Nestle faced different kinds of challenges in other markets, most notably China. Organic growth in emerging markets was described by Mr. Roger as a "still strong" 7.3%, a figure lower than in recent years.
"It is an encouraging result, given the economic and political volatility in some countries," he said. "The overall economic situation is difficult, and I'm sure that you have read and seen that as well. That also impacts our business there. Nevertheless, we continued our efforts to update our portfolio in line with fast-changing consumer expectations. The process of the turnaround is on track and the business has shown some encouraging results, with most categories showing signs of initial improvement. We did say, however, that the recovery will be a continuous process throughout 2015. For H1 in China, ambient dairy, confectionery and soluble coffee all contributed to growth. Nescafe ready-to-drink beverages delivered double-digit growth and ambient culinary made a solid contribution."
Looking at its business in China, Nestle is cautious about expectations.
"Regarding China, we are experiencing an interesting growth," Mr. Roger said. "Actually, if you look at the last three months we were having mid-single-digit growth in China, which is good, which is satisfactory. And there, once again, we see an improvement, which we are very pleased with, post cleaning of some inventory issues.

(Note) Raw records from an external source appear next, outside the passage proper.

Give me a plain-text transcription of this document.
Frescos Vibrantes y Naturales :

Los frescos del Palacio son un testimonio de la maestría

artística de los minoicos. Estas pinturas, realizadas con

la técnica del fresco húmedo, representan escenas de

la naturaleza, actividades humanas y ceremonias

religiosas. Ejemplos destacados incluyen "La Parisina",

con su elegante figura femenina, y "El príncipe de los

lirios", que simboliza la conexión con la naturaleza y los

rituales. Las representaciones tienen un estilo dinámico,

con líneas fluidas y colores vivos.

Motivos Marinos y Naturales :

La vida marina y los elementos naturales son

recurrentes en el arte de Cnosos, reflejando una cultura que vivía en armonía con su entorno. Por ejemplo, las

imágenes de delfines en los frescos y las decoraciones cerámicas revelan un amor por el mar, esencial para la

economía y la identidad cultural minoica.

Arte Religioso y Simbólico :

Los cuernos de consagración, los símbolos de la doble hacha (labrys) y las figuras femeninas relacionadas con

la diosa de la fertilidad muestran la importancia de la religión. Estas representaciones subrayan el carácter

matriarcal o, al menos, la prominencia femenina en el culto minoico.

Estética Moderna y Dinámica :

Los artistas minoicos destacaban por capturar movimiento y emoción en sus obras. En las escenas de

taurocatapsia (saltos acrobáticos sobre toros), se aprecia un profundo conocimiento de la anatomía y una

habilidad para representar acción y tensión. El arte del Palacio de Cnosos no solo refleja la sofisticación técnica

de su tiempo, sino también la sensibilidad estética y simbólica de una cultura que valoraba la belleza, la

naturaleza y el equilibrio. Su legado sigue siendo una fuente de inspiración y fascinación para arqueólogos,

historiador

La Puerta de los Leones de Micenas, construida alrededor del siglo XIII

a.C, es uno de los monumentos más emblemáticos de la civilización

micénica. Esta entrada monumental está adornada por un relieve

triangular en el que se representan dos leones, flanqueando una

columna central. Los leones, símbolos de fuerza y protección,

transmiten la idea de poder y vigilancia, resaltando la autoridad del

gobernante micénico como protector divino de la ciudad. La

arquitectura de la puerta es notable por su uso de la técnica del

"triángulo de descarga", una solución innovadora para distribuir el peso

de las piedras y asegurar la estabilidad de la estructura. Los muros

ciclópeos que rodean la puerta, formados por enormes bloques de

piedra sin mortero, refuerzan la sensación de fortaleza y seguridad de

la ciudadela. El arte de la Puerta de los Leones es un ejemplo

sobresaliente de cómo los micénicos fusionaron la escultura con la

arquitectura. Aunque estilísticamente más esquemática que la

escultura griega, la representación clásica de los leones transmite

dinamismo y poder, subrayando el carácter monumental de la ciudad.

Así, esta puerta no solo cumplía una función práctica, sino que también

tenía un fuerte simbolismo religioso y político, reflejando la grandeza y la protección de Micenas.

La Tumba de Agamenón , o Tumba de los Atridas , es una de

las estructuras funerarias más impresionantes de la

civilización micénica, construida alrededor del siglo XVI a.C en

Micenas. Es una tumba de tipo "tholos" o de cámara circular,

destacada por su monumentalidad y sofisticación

So we are pleased with that. That being said, I want to be careful. As you saw and as you read and as you heard over the last couple of days, there is a lot of volatility today in China. So we are satisfied with what we have seen and the turnaround that we see in China. That being said, we are very careful about the outlook, given the volatile trading environment."
Summarizing Nestle's business through July 1, Mr. Roger said results were broad-based, sustainable, consistent and in line with the company's expectations. They were achieved despite some difficult circumstances in the global operating environment and some headwinds.
"After six weeks on the job I've been really impressed by the capacity of Nestle to deliver on more than one dimension, both short and long term, across geographies, both in terms of strategy and execution, and to work on both the P.&L. as well as the balance sheet and the cash flow," Mr. Roger said. "The first half is, in my opinion, an excellent illustration of this unique capability. Let me just provide a few examples. We have delivered both top- and bottom-line growth both in developed and emerging markets, and across all three zones. We have been able to drive efficiencies, and we have been able to reinvest in the business in the form of consumer-facing marketing activities as well as R.&D. We improved operating performance and working capital. We saw good performances from Zone EMENA, Nestle Waters, Nestle Health Science, Nestle Skin Health, Nestle Professional, pet care and beverage systems."
He zeroed in on the U.S. frozen foods market and China as major areas of focus for Nestle for the second half of 2015.
"So altogether I believe that these results allow us to confirm the outlook for the full year," he said. "And I'll repeat what the outlook is. We aim to achieve organic growth of around 5%, with improvement in margins, with improvement in underlying earnings per share in constant currencies as well as improvement in capital efficiency."